Günümüzde, burjuva hukuk düşüncesinin farklı akımları varlıklarını sürdürse de bunlar, hukuku, karmaşık örgütlenmeleri (devlet, idare, büyük şirketler) konu alan daha genel bir incelemenin alt dalı olarak değerlendiren toplumbilimsel işlevselciliğin çeşitleri karşısında büyük oranda gerilemiş durumdadır. Böylelikle hukuk, bu bürokratik örgütlenmelerin iyi işlemesi ve sürdürülebilmesi için gerekli olan kural ve kurumların bütünü olarak kavranmaktadır.

 Paris, 1969

* Jean-Marie VİNCENT, Fransız Ulusal Bilimsel Araştırma Merkezi’nde (C.N.R.S) görev yapmış. Hukuk alanındaki çalışmaları da var. 1965 yılında yayımlanan “Doğal Hukuk ve Modern Marksizm” başlıklı bir makalesi bulunmaktadır (-OK). (“Droit naturel et marxisme moderne”, Archives de philosophie du droit, 1965, s.65-82)
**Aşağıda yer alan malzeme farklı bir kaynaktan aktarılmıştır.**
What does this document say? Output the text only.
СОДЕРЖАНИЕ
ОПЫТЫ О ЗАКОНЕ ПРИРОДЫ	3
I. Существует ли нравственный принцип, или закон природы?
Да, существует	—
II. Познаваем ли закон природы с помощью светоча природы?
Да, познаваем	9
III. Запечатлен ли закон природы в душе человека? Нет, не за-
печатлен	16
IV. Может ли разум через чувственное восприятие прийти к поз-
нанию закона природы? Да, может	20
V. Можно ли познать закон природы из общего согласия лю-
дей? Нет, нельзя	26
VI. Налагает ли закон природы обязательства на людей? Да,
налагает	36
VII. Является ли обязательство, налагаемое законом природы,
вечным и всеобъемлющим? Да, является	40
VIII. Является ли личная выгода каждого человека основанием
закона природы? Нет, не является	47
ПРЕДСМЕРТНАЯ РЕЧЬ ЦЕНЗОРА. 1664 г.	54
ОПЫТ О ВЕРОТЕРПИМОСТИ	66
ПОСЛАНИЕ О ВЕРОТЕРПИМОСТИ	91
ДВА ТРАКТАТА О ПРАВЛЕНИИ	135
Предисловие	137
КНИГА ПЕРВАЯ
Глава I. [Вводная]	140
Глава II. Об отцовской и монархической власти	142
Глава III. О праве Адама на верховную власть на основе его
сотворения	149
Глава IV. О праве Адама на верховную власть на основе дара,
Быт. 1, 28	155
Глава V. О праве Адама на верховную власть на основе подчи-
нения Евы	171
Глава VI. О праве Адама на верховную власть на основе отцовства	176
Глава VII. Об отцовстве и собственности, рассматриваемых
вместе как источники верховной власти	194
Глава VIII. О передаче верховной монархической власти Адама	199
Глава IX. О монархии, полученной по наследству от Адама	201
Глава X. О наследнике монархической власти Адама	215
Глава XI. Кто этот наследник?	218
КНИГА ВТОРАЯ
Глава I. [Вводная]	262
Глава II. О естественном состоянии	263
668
[1] Evgeny Bronislavovic Pašukanis, 10 Şubat 1891 tarihinde, Kalinin yakınlarındaki Starica’da, Litvanya’lı bir köylü ailesinde dünyaya geldi. Hukuk okudu ve 1912 yılında Bolşevik oldu. Stučka’nın hukuk danışmanlığını yaptı, 1920 yılında emperyalizm üzerine bir çalışma yayımladı, 1924 yılında ise temel eseri olan Hukuk Genel Kuramı ve Marksizm’i yayımladı. 1929 yılında, devletin sönümlenmesine ilişkin görüşlerini inkâr etmek zorunda bırakıldı.

Devrim sonrası ortaya çıkan en seçkin hukukçu olarak değerlendirilen Pašukanis, Moskova Hukuk Kurumu’nun yöneticiliğini ve Komünist Akademi’nin başkan yardımcılığını yaptı. Adalet Komiseri Yardımcısı olarak, başkanı olduğu Komünist Akademi Hukuk Bölümü üzerinde önemli etkisi olan, SSCB için yeni bir ceza kanunu tasarısı hazırladı. Ancak kaybolması ve yerine Vyšinskij’nin getirilmesi, Stalin’in görüşleri için önemli bir engel olan bu “liberal” tasarıyı boşa çıkardı.

Devletin sönümlenmesi konusundaki en etkili kuramcı olmayı sürdüren Pašukanis daha Ocak 1937’de, Pravda’da, doktriner nedenlerle şiddetli biçimde saldırıya uğramış ve Nisan’da “halk düşmanı”, “batırıcı” vb. olarak damgalanmıştı. Daha sonra kayboldu.

8 Ağustos 1956 tarihinde saygınlığı iade edildi, fakat, bu iade “yanlış” olan görüşleri nedeniyle değil, hain olduğu iddiası gerçek olmadığı için yapıldı.